Boston banned the bag. Last week, Boston joined 11 Massachusetts counties, and other major cities like Washington, D.C., San Francisco, Seattle, and Tacoma when its ban on single-use plastic shopping bags took effect. City officials praised the “an opportunity to be good environmental stewards and responsible neighbors.”

Large Boston retailers may no longer offer plastic bags to their customers, but they can sell recyclable paper bags, compostable or reusable bags–for a minimum price of $0.05 and subject to state sales tax.  In a statement, Boston Mayor Martin Walsh (D), praised the measure as a “big step forward in our work to cut carbon emissions, reduce pollution, and create a cleaner, greener city.”

“For a small change, this policy will deliver a great impact,” said City Councilor Matt O’Malley, the lead sponsor of the ordinance. “We will begin to see our neighborhoods’ streets, trees and gutters cleaner than ever before. I am thrilled to see the progress made in the year preparing for the implementation.”

The city says that it will send inspectors around to make sure that retailers are complying with the new mandate. Retailers still offering free bags will face fines. But how much environmental progress are they really making?

As environmentalists often mention, each year, Americans use about 100 billion plastic bags. Many–though by no means all–are used once before ending up in landfills. Bags can be recycled. More often, they are simply reused. One commonly-cited study by Apco found that 90 percent of surveyed consumers reused their plastic shopping bags as trash can liners, lunch bags, trash disposal, and for pet waste.

In place of plastic shopping bags, regulators want people to bring their own reusable bags to the store. Ironically, these bags may have a larger environmental impact than the disposables they replace. According to a study from Clemson University on the environmental impact of single-use plastic shopping bags, single-use paper shopping bags, and reusable bags, plastic bags were surprisingly low-impact.

After analyzing 12 different categories ranging from energy and water use to their potential to increase greenhouse gases, the researchers found that a reusable shopping bag had to be taken on as many as 34 shopping trips to equal the environmental impact of one plastic bag that was subsequently reused. Meanwhile, most shoppers used a reusable bag only three times before discarding it–which wasn’t enough to overcome the greater environmental impact of its manufacture and shipment.

Meanwhile, bag bans are catching flak for disproportionately impact low-income residents. When Providence, R.I. considered a bag ban of its own earlier this year, the city’s Racial and Environmental Justice Committee voiced concerns.
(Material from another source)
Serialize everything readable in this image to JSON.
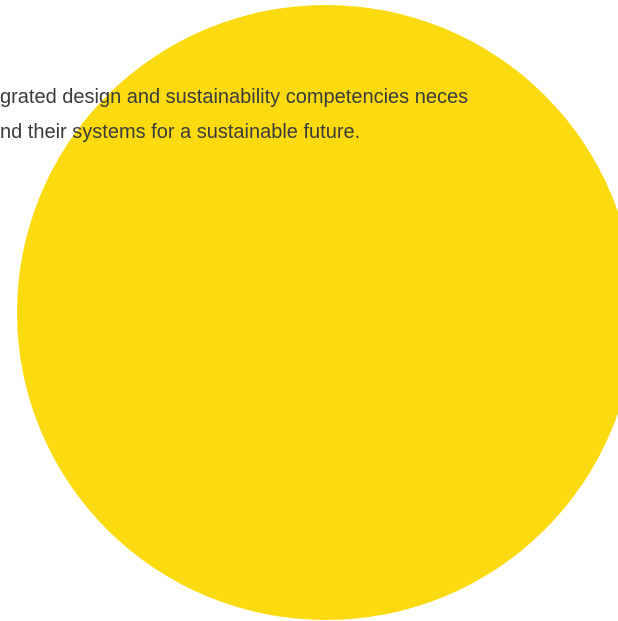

“Plastic bags are bad, but introducing legislation that negatively impacts poor people is not a solution. Providence has a history of inflicting policy that fines, taxes, or otherwise impairs the ability of residents to thrive-low income residents in particular,” the committee wrote in a letter in April, calling the ban another financial burden imposed by the city on low income residents.

The committee was concerned that the ban would disproportionately impact lower income residents who did not have cars and were more likely to rely on public transportation. They feared that people trying to feed large families or who double bagged their groceries to better carry them on public transportation would find the bag fee burdensome.
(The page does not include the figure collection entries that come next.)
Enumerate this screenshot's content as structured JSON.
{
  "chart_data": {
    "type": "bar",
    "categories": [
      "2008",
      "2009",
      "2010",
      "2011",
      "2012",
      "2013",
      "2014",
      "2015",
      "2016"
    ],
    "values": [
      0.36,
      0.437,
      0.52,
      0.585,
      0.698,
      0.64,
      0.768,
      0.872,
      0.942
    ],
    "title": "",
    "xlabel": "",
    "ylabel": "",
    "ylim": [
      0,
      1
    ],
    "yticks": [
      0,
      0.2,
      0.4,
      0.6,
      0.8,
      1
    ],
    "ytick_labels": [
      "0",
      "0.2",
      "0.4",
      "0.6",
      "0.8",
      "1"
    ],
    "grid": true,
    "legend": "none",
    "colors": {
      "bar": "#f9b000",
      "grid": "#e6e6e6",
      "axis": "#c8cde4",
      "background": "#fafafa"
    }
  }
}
In Boston, retailers are responding to the ban in different ways. Grocery chain Stop & Shop says that it will charge $0.05 for paper shopping bags at its Boston stores, donating the proceeds from the sales back to the community. Other stores help promotional giveaway where shoppers could win reusable bags. The ban also applies to restaurants and other retailers, though, and it is unclear how they will handle the transition.